Tuesday, August 19, 2008

Episode 49: How to Be the Craziest Person in the Neighborhood

I admit that I do not have the absolute craziest neighbors in the world. Some of them are odd in that way neighbors are always odd, like the lady who keeps asking me what church I go to (exactly how she keeps forgetting my NO COMMENT reply I have no idea) or the guy who has a twenty-foot-long yacht in his yard just sitting on its keel. It's been there for ten years without moving but this is the same guy who's always trying to start petitions about cleaning up the neighborhood and I never sign them because I think he should look in a mirror just ONE TIME. I also think he's the one that put all the anti-John Kerry stuff in my mailbox, but that's a different story for another time. And I have a nearby house or two where there might be a chicken...or at my hopeful best, a goose. And we did have a guy for a while who had a wooden cut-out of Santa holding an AK-47, which he put up the Christmas after 9/11 and sort of misses the idea of Christmas in almost every way but whatever, I guess.

But I am jealous of people who have a true nutcase or two next door. My parents did when they lived in California; they would just turn out the lights and stand in their darkened kitchen and watch the shenanigans next door, where it was like Cops or Jerry Springer every night. Hours and hours of entertainment, seriously, that would go on until the lady couldn't get another cork out of a bottle and would literally fall down for the night after banging into the side of the refrigerator one too many times. They finally moved away to Southern California, where all the crazy people end up anyway.

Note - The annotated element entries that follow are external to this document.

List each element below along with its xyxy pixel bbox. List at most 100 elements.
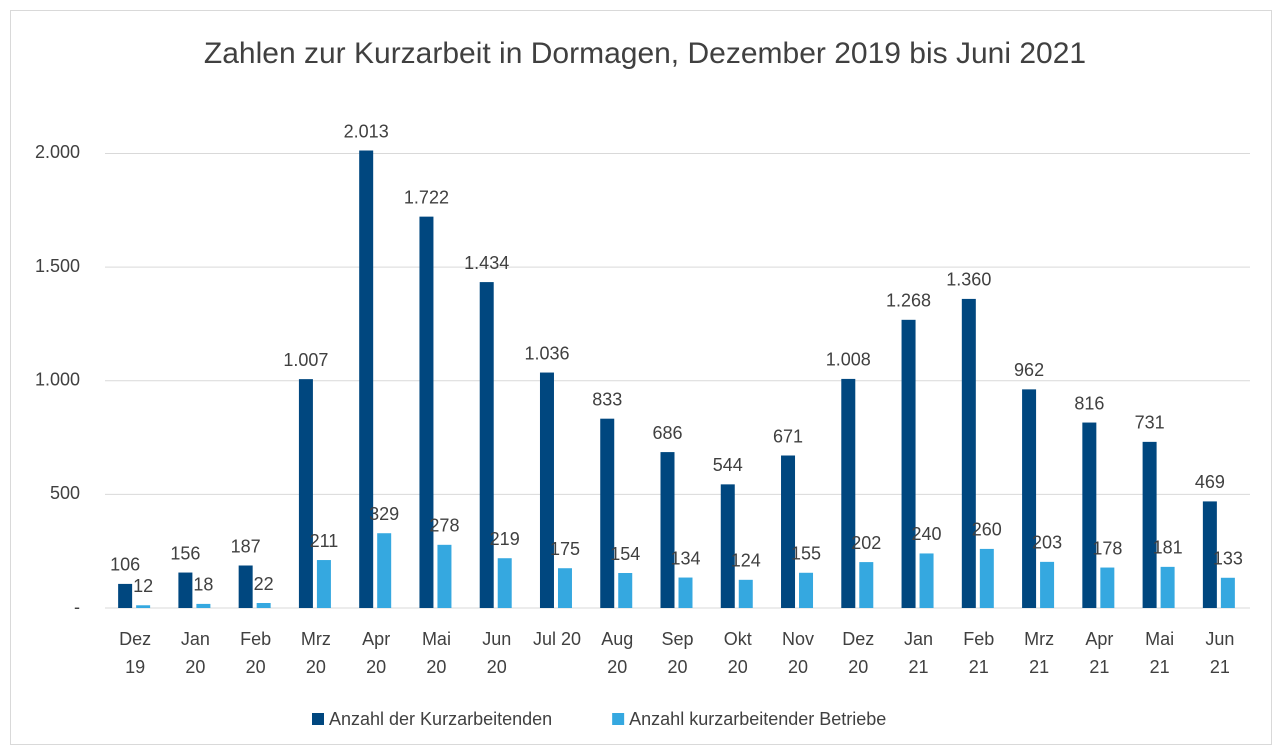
bar xyxy=(497,558,512,608)
y-tick-label: 2.000 xyxy=(35,142,80,162)
bar xyxy=(901,319,916,608)
bar xyxy=(118,583,133,608)
y-tick-label: - xyxy=(74,597,80,617)
value-label: 469 xyxy=(1195,472,1225,492)
value-label: 154 xyxy=(610,544,640,564)
chart-frame xyxy=(10,10,1272,745)
bar xyxy=(256,603,271,608)
value-label: 106 xyxy=(110,555,140,575)
bar xyxy=(359,150,374,608)
x-tick-label: Mai 21 xyxy=(1145,629,1174,677)
bar xyxy=(196,603,211,608)
value-label: 133 xyxy=(1213,549,1243,569)
bar xyxy=(298,379,313,608)
legend: Anzahl der Kurzarbeitenden Anzahl kurzarb… xyxy=(312,709,886,729)
x-tick-label: Jan 20 xyxy=(181,629,210,677)
value-label: 155 xyxy=(791,544,821,564)
bar xyxy=(419,216,434,609)
bar xyxy=(479,282,494,608)
value-label: 211 xyxy=(310,531,339,551)
value-label: 962 xyxy=(1014,360,1044,380)
x-tick-label: Mai 20 xyxy=(422,629,451,677)
x-tick-label: Jan 21 xyxy=(904,629,933,677)
bar xyxy=(618,573,633,608)
value-label: 2.013 xyxy=(344,121,389,141)
bar xyxy=(720,484,735,608)
value-label: 1.008 xyxy=(826,350,871,370)
bar xyxy=(178,572,193,608)
value-label: 731 xyxy=(1135,413,1165,433)
x-tick-label: Feb 20 xyxy=(240,629,271,677)
legend-swatch xyxy=(312,713,324,725)
value-label: 178 xyxy=(1092,538,1122,558)
bar xyxy=(961,298,976,608)
value-label: 544 xyxy=(713,455,743,475)
value-label: 124 xyxy=(731,551,761,571)
value-label: 12 xyxy=(133,576,153,596)
x-tick-label: Okt 20 xyxy=(724,629,752,677)
bar xyxy=(557,568,572,608)
y-tick-label: 500 xyxy=(50,483,80,503)
bar xyxy=(738,579,753,608)
value-label: 1.722 xyxy=(404,187,449,207)
value-label: 278 xyxy=(429,516,459,536)
bar xyxy=(437,544,452,608)
bar xyxy=(1040,561,1055,608)
bar xyxy=(979,548,994,608)
bar xyxy=(1142,441,1157,608)
value-label: 1.434 xyxy=(464,253,509,273)
bar xyxy=(136,605,151,608)
value-label: 240 xyxy=(912,524,942,544)
value-label: 181 xyxy=(1153,538,1183,558)
value-label: 671 xyxy=(773,426,803,446)
legend-label: Anzahl kurzarbeitender Betriebe xyxy=(629,709,886,729)
value-label: 203 xyxy=(1032,533,1062,553)
legend-swatch xyxy=(612,713,625,725)
value-label: 18 xyxy=(193,575,213,595)
y-tick-label: 1.500 xyxy=(35,256,80,276)
bar xyxy=(859,562,874,608)
value-label: 1.007 xyxy=(283,350,328,370)
value-label: 1.036 xyxy=(524,343,569,363)
x-tick-label: Apr 20 xyxy=(362,629,390,677)
value-label: 1.360 xyxy=(946,270,991,290)
x-tick-label: Mrz 21 xyxy=(1024,629,1054,677)
bar xyxy=(238,565,253,608)
value-label: 686 xyxy=(652,423,682,443)
value-label: 329 xyxy=(369,504,399,524)
value-label: 1.268 xyxy=(886,291,931,311)
x-tick-label: Feb 21 xyxy=(963,629,994,677)
x-tick-label: Nov 20 xyxy=(782,629,814,677)
bar xyxy=(316,560,331,608)
value-label: 187 xyxy=(231,536,261,556)
bar xyxy=(377,533,392,608)
x-tick-label: Aug 20 xyxy=(601,629,633,677)
x-tick-label: Jun 20 xyxy=(482,629,511,677)
value-label: 202 xyxy=(851,533,881,553)
value-label: 134 xyxy=(670,548,700,568)
bar xyxy=(1100,567,1115,608)
value-label: 833 xyxy=(592,389,622,409)
x-tick-label: Dez 20 xyxy=(842,629,874,677)
value-label: 219 xyxy=(490,529,520,549)
x-tick-label: Sep 20 xyxy=(661,629,693,677)
bar xyxy=(678,577,693,608)
bar xyxy=(1220,577,1235,608)
x-tick-label: Apr 21 xyxy=(1085,629,1113,677)
value-label: 22 xyxy=(254,574,274,594)
chart-title: Zahlen zur Kurzarbeit in Dormagen, Dezem… xyxy=(204,37,1086,70)
bar xyxy=(1082,422,1097,608)
bar xyxy=(1022,389,1037,608)
x-tick-label: Jun 21 xyxy=(1205,629,1234,677)
bar xyxy=(600,418,615,608)
bar xyxy=(919,553,934,608)
y-tick-label: 1.000 xyxy=(35,369,80,389)
value-label: 156 xyxy=(170,543,200,563)
x-tick-label: Mrz 20 xyxy=(301,629,331,677)
bar xyxy=(660,452,675,608)
value-label: 175 xyxy=(550,539,580,559)
bar xyxy=(781,455,796,608)
x-tick-label: Dez 19 xyxy=(119,629,151,677)
bar xyxy=(1160,566,1175,608)
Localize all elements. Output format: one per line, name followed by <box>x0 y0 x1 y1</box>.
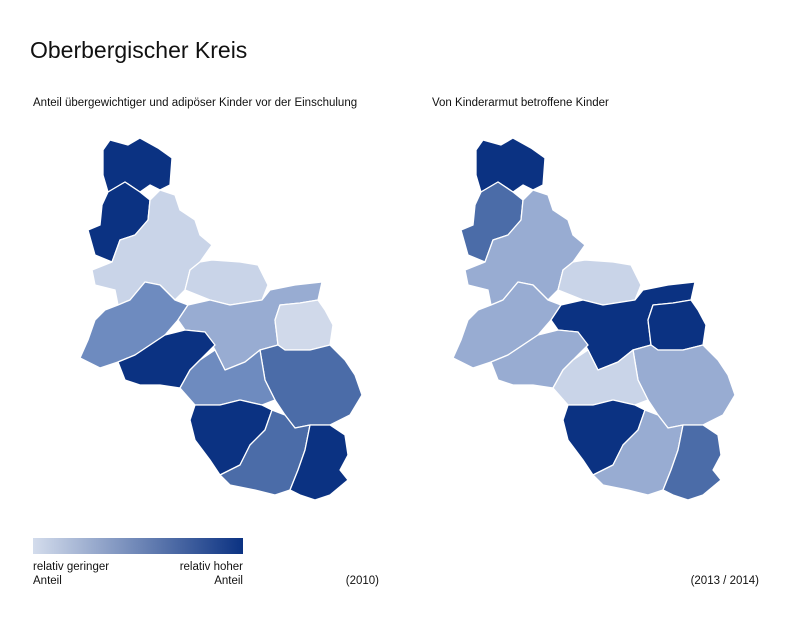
region <box>647 299 707 351</box>
map <box>452 137 736 501</box>
page-title: Oberbergischer Kreis <box>30 37 247 63</box>
region <box>184 259 269 306</box>
map-period: (2010) <box>346 575 379 587</box>
region <box>274 299 334 351</box>
region <box>219 409 311 496</box>
region <box>475 137 546 193</box>
region <box>179 349 276 406</box>
legend-label: relativ geringer <box>33 561 109 573</box>
region <box>632 344 736 429</box>
region <box>557 259 642 306</box>
map-period: (2013 / 2014) <box>691 575 760 587</box>
map <box>79 137 363 501</box>
region <box>552 349 649 406</box>
region <box>592 409 684 496</box>
legend-gradient <box>33 538 243 554</box>
map-subtitle: Anteil übergewichtiger und adipöser Kind… <box>33 97 357 109</box>
legend-label: Anteil <box>214 575 243 587</box>
region <box>662 424 722 501</box>
legend-label: Anteil <box>33 575 62 587</box>
region <box>259 344 363 429</box>
legend-label: relativ hoher <box>180 561 243 573</box>
region <box>102 137 173 193</box>
region <box>289 424 349 501</box>
map-subtitle: Von Kinderarmut betroffene Kinder <box>432 97 609 109</box>
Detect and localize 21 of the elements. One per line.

I do hold out hope for my new back-diagonal neighbors, though. They're circus-folk! Or carnys or something. There's a tightrope in their front yard, about five feet off the ground, and they have people over all the time, odd-looking but interesting (but not midgety or inappropritely-bearded or anything) who all jump up on the wire and start doing stuff. Jumping and looping and hopping and falling off and making jazz hands. They also have a bicycle built for three, which is just enough to start edging into crazy, if you ask me. I sort of want to befriend them because I do have a thing about circus people but I'm afraid if I do, other neighbors will see me and think I'm the craziest person in the neighborhood. Which might be what all this is about, now that I think about it.

2 comments:

Niki said...

Ha! I thought of KB the second I saw the bee keeping part.

Anonymous said...

You can have my craziest neighbor ever. His name is Steve, and he's got pissed off barking dogs that he beats, just as he beats all the blonde lady callers who teeter up his driveway with their belongings in pink plastic laundry baskets.

He beat one of them so well that, while he was in jail for three days, she complained to the judge and got custody of his house (where she'd been "visiting" for about two weeks), and he had to go live in Las Vegas.

While he was gone, she and another "ladyfriend" entertained some gentlemen callers, and at midnight, somehow set fire to Steve's master bedroom. I think it started on the mattress.

There were four giant firetrucks on our tiny country lane, and she's yelling from inside the house, "I can't come out! I'm NAKED!" at the top of her Minnie Mouse helium voice.

The best part about that (other than listening to the laughter of about two dozen firemen) was that the house took months to be rebuilt, and there was a little peace on our lane.

His house is for sale if you have one millions dollars. It's got trim like a Swiss chalet!